Ketua Umum API, Jemmy Kartika Sastraatmaja, menyoroti kondisi ekonomi global yang sedang tidak menguntungkan, mengakibatkan utilisasi industri tekstil yang terus menurun, bahkan turun di bawah 50%. Sastraatmaja menekankan perlunya penilaian bersama dalam mempertimbangkan kenaikan UMP, mempertimbangkan tidak hanya aspek karyawan tetapi juga keberlangsungan industri secara keseluruhan.
Di sisi lain, Ketua Umum APSyFI, Redma Gita Wirawasta, menyatakan keberatannya terhadap usulan kenaikan UMP sebesar 15%. Alasannya adalah sebagian besar produsen serat dan benang menghadapi beban yang besar, termasuk pasar ekspor yang mengalami kontraksi, tingginya volume impor di pasar lokal, pelemahan rupiah, dan kenaikan suku bunga.
Redma menjelaskan bahwa sebagian besar produsen sudah sulit untuk memenuhi kenaikan upah tersebut, dengan beberapa di antaranya telah melakukan Pemutusan Hubungan Kerja (PHK) dan merumahkan karyawan.

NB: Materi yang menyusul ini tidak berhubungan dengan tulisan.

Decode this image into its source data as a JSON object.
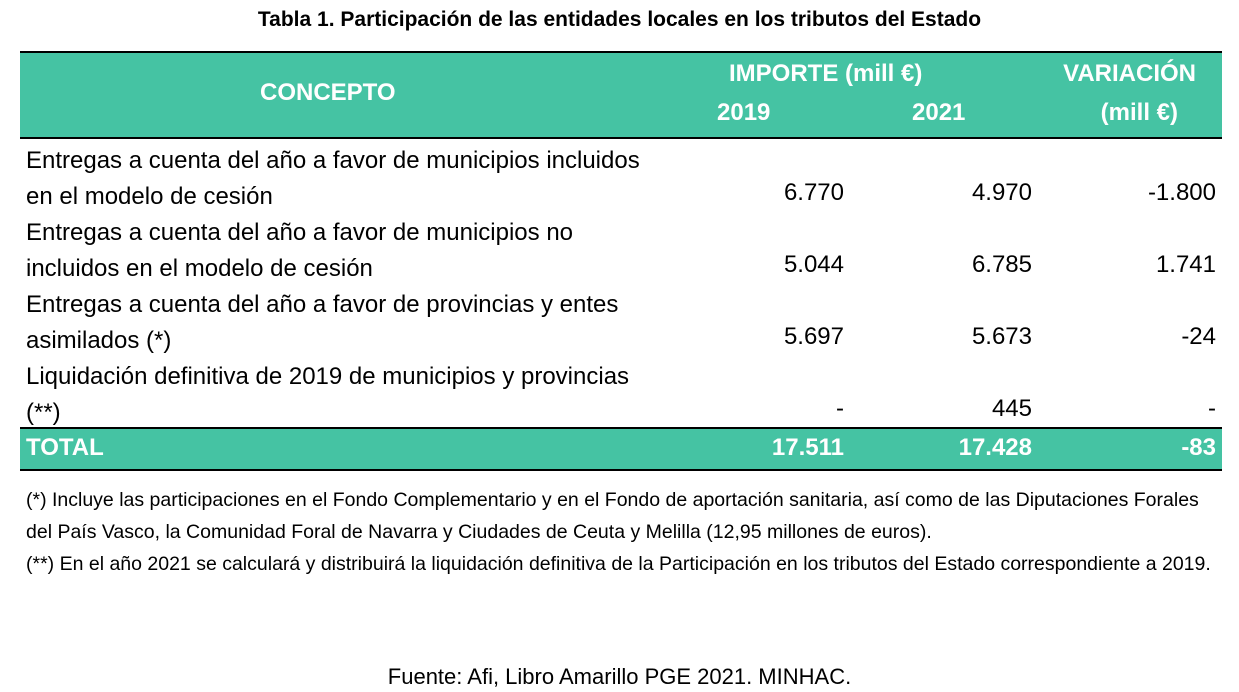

Kendati demikian, ia juga menyoroti pentingnya penyelesaian masalah banjir impor yang mengancam industri tekstil.
Dalam konteks ini, dilema antara kebutuhan karyawan untuk kenaikan upah dan keterbatasan finansial perusahaan menjadi pusat perdebatan. Serikat Pekerja berharap untuk kenaikan upah sebagai bentuk pengakuan atas kontribusi mereka, sementara produsen berupaya mempertahankan keberlangsungan usaha di tengah tantangan ekonomi yang kompleks.
Kesepakatan bersama antara berbagai pihak terlibat—pemerintah, serikat pekerja, dan asosiasi industri—menjadi krusial untuk menemukan titik tengah yang memperhatikan kesejahteraan karyawan sekaligus kelangsungan industri dalam menghadapi ketidakpastian ekonomi. Diplomasi dan diskusi terbuka menjadi kunci dalam mencari solusi yang menguntungkan bagi semua pihak yang terlibat.